Фёдор удивился было, что в Москве уже знают о бегстве Герхарта. «Кто-то из моих людей, похоже, работает не только на меня, - подумал Иванов. - Видимо, придётся с этим смириться и быть ещё более аккуратным и осторожным».

- Вы знаете, куда сбежал Герхарт?

- Куда поближе, в Китай, но он там не задержится, пойдёт дальше, так как китайское правительство становится все более лояльным к советской власти. Пусть бежит, сам по себе он не страшен. По нашим данным, ему не так много удалось здесь накопать, в чём, должен вас поздравить, в первую очередь, ваша заслуга! Вам удалось-таки его запутать и выдавить отсюда…

Иванов взял под козырёк.

- Теперь, - продолжал Саша, - осталось самое последнее и важное: сколько у вас подозреваемых по делу Герхарта? У нас есть основания полагать, что он будет пытаться наладить связь с завербованными им агентами, чтобы продолжать вести подрывную деятельность. А некоторые неблагонадёжные граждане станут ему помогать, в силу своих ностальгических устремлений…

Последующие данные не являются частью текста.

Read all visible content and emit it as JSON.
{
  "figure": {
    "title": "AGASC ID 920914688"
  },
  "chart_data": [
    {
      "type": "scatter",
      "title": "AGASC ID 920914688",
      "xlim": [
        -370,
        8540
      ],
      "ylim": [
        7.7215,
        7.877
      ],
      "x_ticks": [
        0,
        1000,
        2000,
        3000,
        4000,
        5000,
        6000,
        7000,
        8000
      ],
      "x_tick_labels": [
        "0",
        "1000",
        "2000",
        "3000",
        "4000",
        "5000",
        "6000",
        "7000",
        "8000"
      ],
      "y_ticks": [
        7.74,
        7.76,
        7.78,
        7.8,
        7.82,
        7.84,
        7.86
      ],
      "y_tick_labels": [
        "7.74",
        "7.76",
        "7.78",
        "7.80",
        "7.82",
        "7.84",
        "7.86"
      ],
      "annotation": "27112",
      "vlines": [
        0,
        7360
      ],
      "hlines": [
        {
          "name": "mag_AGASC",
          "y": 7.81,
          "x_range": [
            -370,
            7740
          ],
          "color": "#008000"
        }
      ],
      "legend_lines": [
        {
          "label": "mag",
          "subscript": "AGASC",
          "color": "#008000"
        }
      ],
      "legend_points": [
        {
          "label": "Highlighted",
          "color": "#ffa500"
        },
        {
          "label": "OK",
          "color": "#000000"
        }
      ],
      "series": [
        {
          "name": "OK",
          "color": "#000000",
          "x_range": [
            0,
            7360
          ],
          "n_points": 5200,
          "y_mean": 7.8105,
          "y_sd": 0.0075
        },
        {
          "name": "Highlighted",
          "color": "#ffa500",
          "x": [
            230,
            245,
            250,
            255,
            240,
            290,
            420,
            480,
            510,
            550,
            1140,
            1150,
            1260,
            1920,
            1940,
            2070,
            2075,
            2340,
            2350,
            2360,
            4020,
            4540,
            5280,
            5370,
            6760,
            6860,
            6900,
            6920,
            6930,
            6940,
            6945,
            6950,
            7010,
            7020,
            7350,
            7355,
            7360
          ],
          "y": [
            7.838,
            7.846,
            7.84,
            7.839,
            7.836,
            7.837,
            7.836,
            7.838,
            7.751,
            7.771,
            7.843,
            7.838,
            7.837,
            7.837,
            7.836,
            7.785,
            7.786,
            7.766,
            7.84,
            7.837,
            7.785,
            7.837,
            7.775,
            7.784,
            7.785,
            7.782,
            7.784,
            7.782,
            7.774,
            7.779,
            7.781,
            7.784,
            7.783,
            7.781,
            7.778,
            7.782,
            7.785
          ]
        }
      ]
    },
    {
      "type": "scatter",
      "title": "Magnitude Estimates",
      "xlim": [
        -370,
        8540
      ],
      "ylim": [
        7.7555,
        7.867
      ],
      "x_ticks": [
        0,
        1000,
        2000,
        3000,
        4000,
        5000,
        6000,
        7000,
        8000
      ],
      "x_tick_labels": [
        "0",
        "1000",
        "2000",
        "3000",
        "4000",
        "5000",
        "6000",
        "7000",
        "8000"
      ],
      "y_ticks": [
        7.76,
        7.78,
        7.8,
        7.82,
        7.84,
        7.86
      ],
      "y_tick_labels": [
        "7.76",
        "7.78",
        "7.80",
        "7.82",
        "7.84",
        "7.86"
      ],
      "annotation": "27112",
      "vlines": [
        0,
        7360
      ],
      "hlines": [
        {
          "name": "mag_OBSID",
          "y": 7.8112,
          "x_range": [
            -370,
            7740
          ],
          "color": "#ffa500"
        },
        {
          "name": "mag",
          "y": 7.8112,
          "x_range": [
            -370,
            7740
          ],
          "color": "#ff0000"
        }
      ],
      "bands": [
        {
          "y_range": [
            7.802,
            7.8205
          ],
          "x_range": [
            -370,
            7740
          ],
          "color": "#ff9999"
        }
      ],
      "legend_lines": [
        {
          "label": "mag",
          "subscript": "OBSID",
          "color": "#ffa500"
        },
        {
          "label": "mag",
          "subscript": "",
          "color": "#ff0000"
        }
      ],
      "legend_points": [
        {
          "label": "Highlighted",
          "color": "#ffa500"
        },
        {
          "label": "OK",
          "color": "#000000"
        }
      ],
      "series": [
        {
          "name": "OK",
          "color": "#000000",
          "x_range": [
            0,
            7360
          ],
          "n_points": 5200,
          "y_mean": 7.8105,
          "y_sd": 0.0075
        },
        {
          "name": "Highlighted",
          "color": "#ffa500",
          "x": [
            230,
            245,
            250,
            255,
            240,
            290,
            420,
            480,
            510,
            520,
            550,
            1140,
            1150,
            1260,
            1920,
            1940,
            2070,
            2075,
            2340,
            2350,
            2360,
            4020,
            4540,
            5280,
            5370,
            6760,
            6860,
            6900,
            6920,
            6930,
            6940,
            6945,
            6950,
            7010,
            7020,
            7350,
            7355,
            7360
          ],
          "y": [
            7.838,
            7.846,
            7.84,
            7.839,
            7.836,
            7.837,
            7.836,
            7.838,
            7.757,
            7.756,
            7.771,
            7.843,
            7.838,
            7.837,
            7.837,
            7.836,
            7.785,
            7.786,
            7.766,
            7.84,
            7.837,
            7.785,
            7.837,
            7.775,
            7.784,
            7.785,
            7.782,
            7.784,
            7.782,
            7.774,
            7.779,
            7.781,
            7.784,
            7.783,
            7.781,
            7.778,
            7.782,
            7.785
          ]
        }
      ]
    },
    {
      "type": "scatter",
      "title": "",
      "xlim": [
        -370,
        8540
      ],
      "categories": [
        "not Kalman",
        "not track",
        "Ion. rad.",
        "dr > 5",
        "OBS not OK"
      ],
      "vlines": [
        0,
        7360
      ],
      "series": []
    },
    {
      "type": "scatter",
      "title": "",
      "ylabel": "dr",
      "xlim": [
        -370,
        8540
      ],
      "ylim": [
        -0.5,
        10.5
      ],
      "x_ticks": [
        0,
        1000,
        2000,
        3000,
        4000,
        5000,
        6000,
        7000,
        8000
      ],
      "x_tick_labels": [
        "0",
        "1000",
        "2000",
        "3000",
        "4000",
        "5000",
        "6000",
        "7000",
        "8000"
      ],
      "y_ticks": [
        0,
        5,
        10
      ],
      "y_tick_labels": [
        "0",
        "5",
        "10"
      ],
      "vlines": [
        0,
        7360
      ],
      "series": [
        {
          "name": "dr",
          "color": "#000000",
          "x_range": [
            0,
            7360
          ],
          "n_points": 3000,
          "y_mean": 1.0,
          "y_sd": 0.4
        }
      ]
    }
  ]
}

Иванов замешкался, потому что особых подозреваемых у него не было, разве что Максимов этот, дожидающийся в тюрьме того часа, когда сможет стать полезным следствию, его жена Варвара, да ещё двое подозрительных личностей, которые были так или иначе связаны с немецким консульством. Листок по этому делу лежал в папке на поверхности его стола, его-то Иванов и подал поспешно на резолюцию московскому ревизору.

- А эти что, ещё не расстреляны? Чего вы ждёте? Своим побегом Герхарт ясно дал вам понять, что он - немецкий шпион. Показал вам нос на прощание! А вы с ними планируете кокетничать?

Слово «кокетничать» больно резануло по самолюбию бывалого следователя. Фёдор почувствовал, как внутри его закипает обида, хотел было пуститься в объяснение своей методики взаимодействия с подозреваемыми, но вовремя сдержался. Длительное напряжение от этого разговора принялось буравить его голову десятками мизерных свёрл. Вряд ли его доктрина заинтересует этого ненавистника талантов, который, внимательно изучив поданый ему документ, уже выводил в правом нижнем углу: «Расстрелять».